Publication Date

July 2, 2025

Perspectives Section

Perspectives Daily

Thematic

Indigenous, Political, Public History

I often straddle divides, which can become rather uncomfortable at times—forever betwixt and between. At one point I was an Upper Skagit who wore the green and gray uniform of a National Park Service ranger. My felt ranger hat hangs on the wall in my university faculty office to this day as a reminder of that period in my life. It reminds me that I have changed over time, history has changed over time, and the National Park Service has changed too.

A flat hand holds a hat made from brown tree bark in the foreground. Behind it are trees framing a river and a cloudy sky.

For his graduation, Ryan W. Booth wore a mortarboard cap made by his mother out of cedar bark, following traditions evidenced on the land of North Cascades National Park. Ryan W. Booth

America’s best idea, as Wallace Stegner coined it, contained other hidden and sometimes sinister implications. Many of the “crown jewel” national parks predate the 1916 creation of the National Park Service (NPS). In 1910, half of the Blackfeet Reservation was lopped off to help create Glacier National Park, as historian Mark David Spence documented in Dispossessing the Wilderness: Indian Removal and the Making of the National Parks (2000). While the land may have been Indigenous, the title was held by the federal government, which was loath to let Native people live on it. The Blackfeet were so close to Glacier and so far from God in the view of the US government.

After the creation of the NPS, a concerted campaign began to erase Native people from the history of the parks. The government had their reasons for this. Mostly the NPS saw Native people and their claims to the national parks as nuisances or as spoiling the Anglo-American views of “pristine” wilderness.
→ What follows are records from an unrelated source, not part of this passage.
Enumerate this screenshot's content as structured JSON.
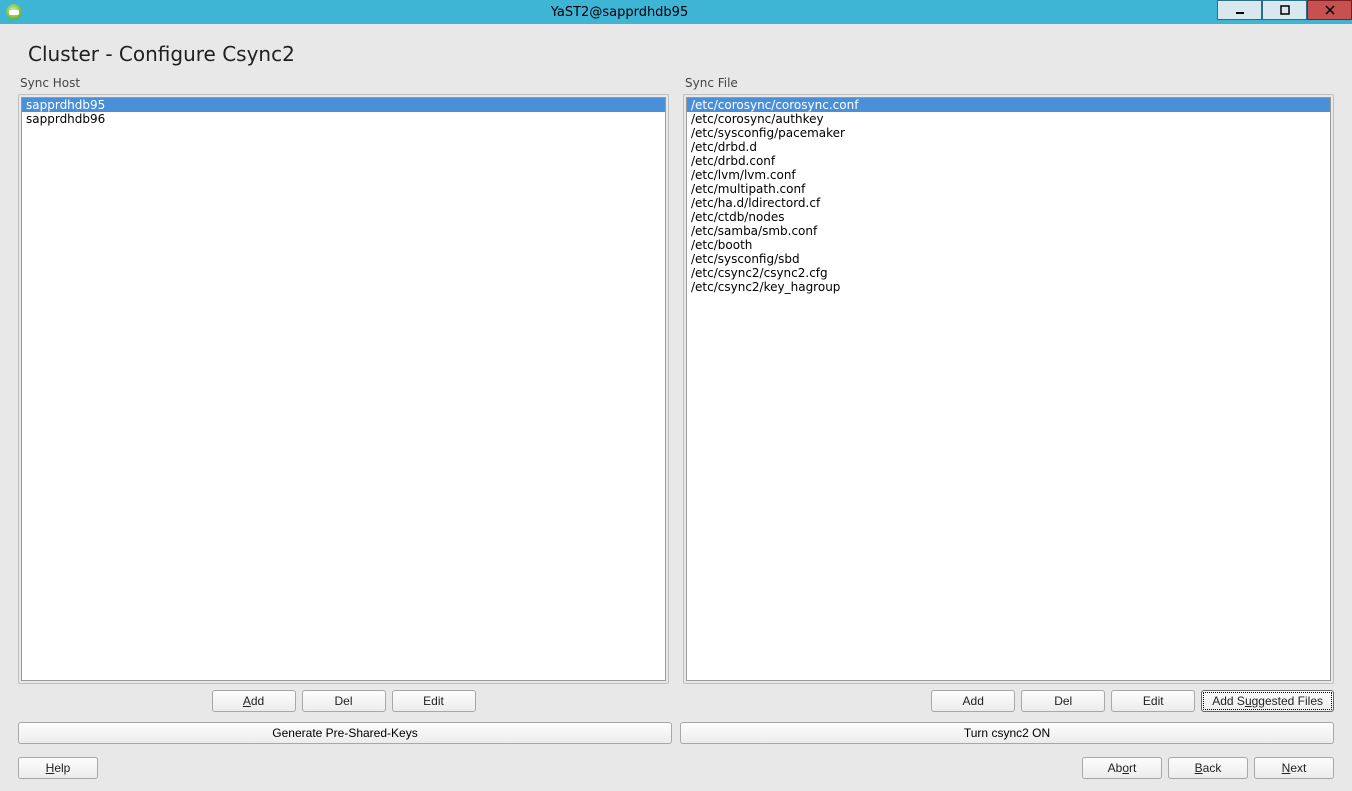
{
  "window": {
    "title": "YaST2@sapprdhdb95"
  },
  "page": {
    "title": "Cluster - Configure Csync2"
  },
  "sync_host": {
    "label": "Sync Host",
    "items": [
      "sapprdhdb95",
      "sapprdhdb96"
    ],
    "selected_index": 0,
    "buttons": {
      "add": "Add",
      "del": "Del",
      "edit": "Edit"
    }
  },
  "sync_file": {
    "label": "Sync File",
    "items": [
      "/etc/corosync/corosync.conf",
      "/etc/corosync/authkey",
      "/etc/sysconfig/pacemaker",
      "/etc/drbd.d",
      "/etc/drbd.conf",
      "/etc/lvm/lvm.conf",
      "/etc/multipath.conf",
      "/etc/ha.d/ldirectord.cf",
      "/etc/ctdb/nodes",
      "/etc/samba/smb.conf",
      "/etc/booth",
      "/etc/sysconfig/sbd",
      "/etc/csync2/csync2.cfg",
      "/etc/csync2/key_hagroup"
    ],
    "selected_index": 0,
    "buttons": {
      "add": "Add",
      "del": "Del",
      "edit": "Edit",
      "suggested": "Add Suggested Files"
    }
  },
  "wide": {
    "generate_keys": "Generate Pre-Shared-Keys",
    "turn_on": "Turn csync2 ON"
  },
  "nav": {
    "help": "Help",
    "abort": "Abort",
    "back": "Back",
    "next": "Next"
  }
}
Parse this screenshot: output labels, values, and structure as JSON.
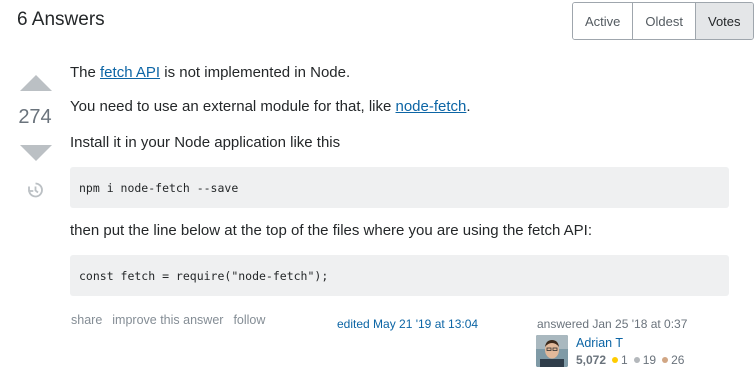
{
  "header": {
    "title": "6 Answers",
    "sort_tabs": [
      {
        "label": "Active"
      },
      {
        "label": "Oldest"
      },
      {
        "label": "Votes"
      }
    ]
  },
  "answer": {
    "score": "274",
    "p1_pre": "The ",
    "p1_link": "fetch API",
    "p1_post": " is not implemented in Node.",
    "p2_pre": "You need to use an external module for that, like ",
    "p2_link": "node-fetch",
    "p2_post": ".",
    "p3": "Install it in your Node application like this",
    "code1": "npm i node-fetch --save",
    "p4": "then put the line below at the top of the files where you are using the fetch API:",
    "code2": "const fetch = require(\"node-fetch\");",
    "menu": {
      "share": "share",
      "improve": "improve this answer",
      "follow": "follow"
    },
    "edited": "edited May 21 '19 at 13:04",
    "answered": "answered Jan 25 '18 at 0:37",
    "user": {
      "name": "Adrian T",
      "reputation": "5,072",
      "gold": "1",
      "silver": "19",
      "bronze": "26"
    }
  },
  "colors": {
    "link": "#0c65a5",
    "gold": "#ffcc01",
    "silver": "#b4b8bc",
    "bronze": "#d1a684"
  }
}
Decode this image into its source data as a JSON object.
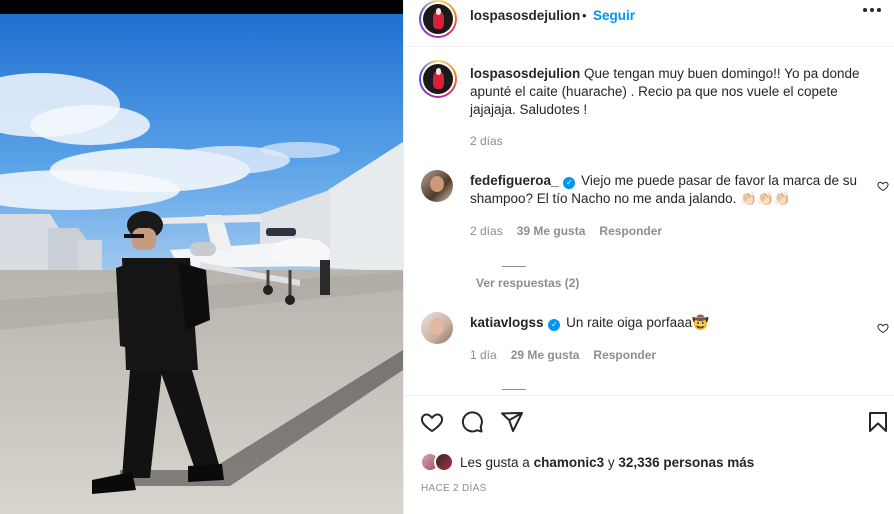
{
  "post": {
    "username": "lospasosdejulion",
    "follow_label": "Seguir",
    "separator": "•",
    "caption": "Que tengan muy buen domingo!! Yo pa donde apunté el caite (huarache) . Recio pa que nos vuele el copete jajajaja. Saludotes !",
    "caption_age": "2 días",
    "likes_prefix": "Les gusta a",
    "likes_user": "chamonic3",
    "likes_middle": "y",
    "likes_count": "32,336 personas más",
    "timestamp": "HACE 2 DÍAS"
  },
  "comments": [
    {
      "username": "fedefigueroa_",
      "text": "Viejo me puede pasar de favor la marca de su shampoo? El tío Nacho no me anda jalando. 👏🏻👏🏻👏🏻",
      "age": "2 días",
      "likes": "39 Me gusta",
      "reply_label": "Responder",
      "view_replies": "Ver respuestas (2)"
    },
    {
      "username": "katiavlogss",
      "text": "Un raite oiga porfaaa🤠",
      "age": "1 día",
      "likes": "29 Me gusta",
      "reply_label": "Responder"
    }
  ],
  "icons": {
    "more": "more-options-icon",
    "verified": "verified-badge-icon",
    "like": "heart-icon",
    "comment": "comment-icon",
    "share": "share-icon",
    "save": "bookmark-icon"
  },
  "colors": {
    "accent": "#0095f6",
    "text": "#262626",
    "muted": "#8e8e8e",
    "divider": "#efefef"
  }
}
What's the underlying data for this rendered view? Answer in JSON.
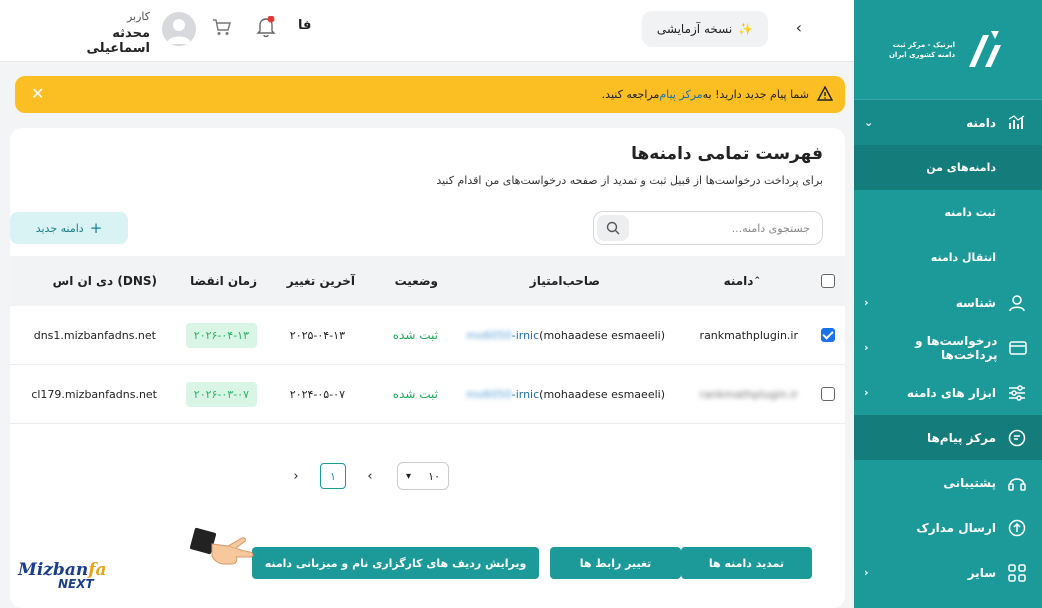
{
  "sidebar": {
    "logo_text_1": "ایرنیک - مرکز ثبت",
    "logo_text_2": "دامنه کشوری ایران",
    "domain_section": "دامنه",
    "sub_items": [
      "دامنه‌های من",
      "ثبت دامنه",
      "انتقال دامنه"
    ],
    "items": [
      "شناسه",
      "درخواست‌ها و پرداخت‌ها",
      "ابزار های دامنه",
      "مرکز پیام‌ها",
      "پشتیبانی",
      "ارسال مدارک",
      "سایر"
    ]
  },
  "topbar": {
    "trial_label": "نسخه آزمایشی",
    "lang": "فا",
    "user_role": "کاربر",
    "user_name": "محدثه اسماعیلی"
  },
  "alert": {
    "text_before": "شما پیام جدید دارید! به ",
    "link": "مرکز پیام",
    "text_after": " مراجعه کنید."
  },
  "page": {
    "title": "فهرست تمامی دامنه‌ها",
    "subtitle": "برای پرداخت درخواست‌ها از قبیل ثبت و تمدید از صفحه درخواست‌های من اقدام کنید",
    "search_placeholder": "جستجوی دامنه...",
    "new_domain": "دامنه جدید"
  },
  "table": {
    "headers": {
      "domain": "دامنه",
      "holder": "صاحب‌امتیاز",
      "status": "وضعیت",
      "last_change": "آخرین تغییر",
      "expiry": "زمان انقضا",
      "dns": "دی ان اس (DNS)"
    },
    "rows": [
      {
        "checked": true,
        "domain": "rankmathplugin.ir",
        "holder_id": "mo6050",
        "holder_suffix": "-irnic",
        "holder_name": " (mohaadese esmaeeli)",
        "status": "ثبت شده",
        "last_change": "۲۰۲۵-۰۴-۱۳",
        "expiry": "۲۰۲۶-۰۴-۱۳",
        "dns": "dns1.mizbanfadns.net"
      },
      {
        "checked": false,
        "domain": "rankmathplugin.ir",
        "holder_id": "mo6050",
        "holder_suffix": "-irnic",
        "holder_name": " (mohaadese esmaeeli)",
        "status": "ثبت شده",
        "last_change": "۲۰۲۴-۰۵-۰۷",
        "expiry": "۲۰۲۶-۰۳-۰۷",
        "dns": "cl179.mizbanfadns.net"
      }
    ]
  },
  "pagination": {
    "current_page": "۱",
    "per_page": "۱۰"
  },
  "actions": {
    "renew": "تمدید دامنه ها",
    "change_link": "تغییر رابط ها",
    "edit_records": "ویرایش ردیف های کارگزاری نام و میزبانی دامنه"
  },
  "brand": {
    "line1_a": "Mizban",
    "line1_b": "fa",
    "line2": "NEXT"
  },
  "colors": {
    "primary": "#1c9a9a",
    "alert": "#fbbf24",
    "success": "#22a95a"
  }
}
I use pristine in a tongue-in-cheek manner, since at that time the government also hired landscape architects to shape the parks and scores of hunters to cull herds of bison and elk and annihilate predator species such as wolves. Of course, early park boosters also built grand lodges, railroad terminals, and roadways, but these were for the “right sort” of visitors—namely wealthy, influential, and largely urbane Americans. Native American residents spoiled the view.

This attempted erasure appears in the attitudes of authors such as Marie Augspurger. Her book Yellowstone National Park (1948) peddled the myths that “the Indians called it ‘Burning Mountain’ and fearless warriors and hunters shunned it with superstition and horror.” This quote came from the very first page of the book! According to such writers, Indians were too afraid of nature to even venture into Yellowstone, and yet some managed to be “fearless.” It is a conundrum for all ages. Indians were both fearless warriors when historians needed them to be and cowardly cretins when that served their purposes best.

The old line “Indians were here once but have moved on” was on its own journey into oblivion.

When I began working as an intern and later as a National Park Service ranger in the 1990s, the remnants of this history found in old museum exhibits and other interpretive materials was beginning to disappear. The old line “Indians were here once but have moved on” was on its own journey into oblivion. With the impetus for government-to-government consultation between tribes and the NPS, the agency shifted the official perspective as they listened to the tribes.

The evidence of Native ownership was on the land. As researchers delved more and more into archaeology, geology, and other evidence, their findings overwhelmed park staff. Native occupation of these lands that became national parks was incontrovertible. At North Cascades National Park, where I worked, the park archaeologist found caches of supplies hidden centuries ago in very difficult and harsh alpine areas. While some were surprised by these finds, I thought, If people today are climbing mountains, why couldn’t Native people too? Despite prohibitions against gathering traditional plants and materials on NPS lands, Native people exercised their treaty rights. I saw this on western red cedars at North Cascades, for instance, where cedar bark had been stripped both in the present day but also in the distant past.

While the history presented at the parks has changed, so too has NPS culture. In early NPS lore, the first two directors emerged as lionized figures. Stephen T. Mather and Horace Albright felt like gods who ruled from on high, whose dictates were followed and copied by park superintendents for decades thereafter. But by the end of the 20th century, government-to-government consultation became the norm—which mostly entailed letting tribal governments know what was happening in our national parks, as required by law.

In the 21st century, this has morphed into actually including Native people in park planning from the very beginning instead of waiting to inform them at the end of the process. With the appointment of Deb Haaland (Pueblo of Laguna) as Secretary of the Interior and Chuck Sams (Cayuse and Walla Walla) as NPS director in 2021, the first Native Americans to hold these positions, the transformation of the NPS was readily apparent. Native people were not erased nor were they on the periphery—they were at the heart of the National Park Service.

If people today are climbing mountains, why couldn’t Native people too?

As historians, we look for change over time. In the nearly 30 years since I first worked for the agency, I changed from a teenage intern to full-time ranger to tenure-track professor. Change also comes on the organizational and national levels. If an organization as hidebound to tradition and mission like the National Park Service can change its views of Native Americans, there is hope for the benefit of all future generations to enjoy these special places.

Ryan W. Booth (Upper Skagit Tribe) is assistant professor of history at Washington State University. He was a park ranger for the National Park Service for five years.